Lokman Tsui, a fellow at the University of Toronto's Citizen Lab, a cybersecurity think tank, told DW it's possible for Chinese police to find out what phones were at a particular location at a particular time.

"Because China is a surveillance state with little regard for rule of law or human rights, this is not difficult for them," he said.

"One fairly easy way is to go to the telecommunication company and ask them which phone number connected to which cell tower at what time. This can be imprecise and produce errors, but if your goal is to intimidate protesters, and not get a conviction in court, then this would fit the bill," he added.

Lawyer Wang said most protesters summoned by police and asked to provide evidence do not yet face any legal risks.

"They have definitely been 'educated' and told that they should stop joining similar protests in the future," she said. "If there is sufficient evidence to prove they are the source of important information or organizers of certain protests, they could face criminal charges."

Other analysts have said that since the protests have been very spontaneous in nature, most participants weren't prepared to join in advance.

"Some of the young protesters have never participated in demonstrations like this before, so they don't have the experience of knowing how to protect themselves," said Yaqiu Wang, senior China researcher at Human Rights Watch.

"Even some experienced protesters in China will still be arrested by the police, which shows that it's hard to guard against all the risks. There will be different degrees of risk, and they should try their best to protect themselves in those circumstances," she said.

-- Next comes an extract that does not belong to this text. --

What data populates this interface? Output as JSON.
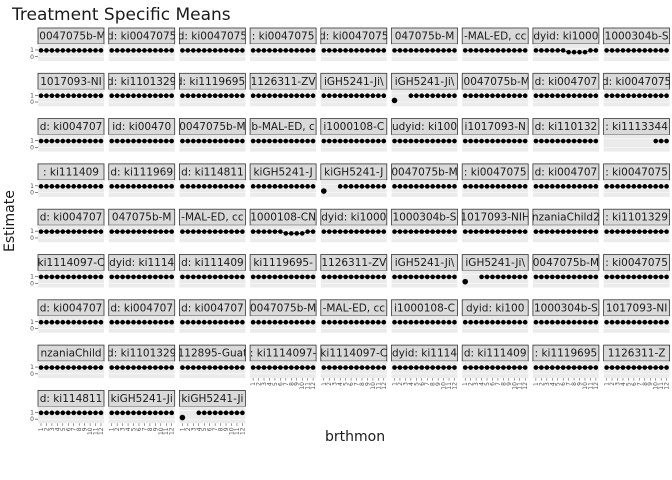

Patrick Poon, a researcher at the Institute of Comparative Law at Meiji University in Japan, said Chinese citizens who have participated in protests or who are still joining demonstrations should consider removing sensitive apps from their phones.

"One way to protect themselves is to delete the sensitive apps," he said. "Instead of relying on one particular messaging app, they should also consider diversifying the apps they use to communicate with others."

While most protesters will certainly be afraid of the potential consequences of joining more protests after they were summoned by the police, Wang from HRW said the crackdown could embolden others.

"Some people may never participate in a demonstration again, but others may become real activists," she said. "All activists need to go through these trials and challenges because no one is naturally brave."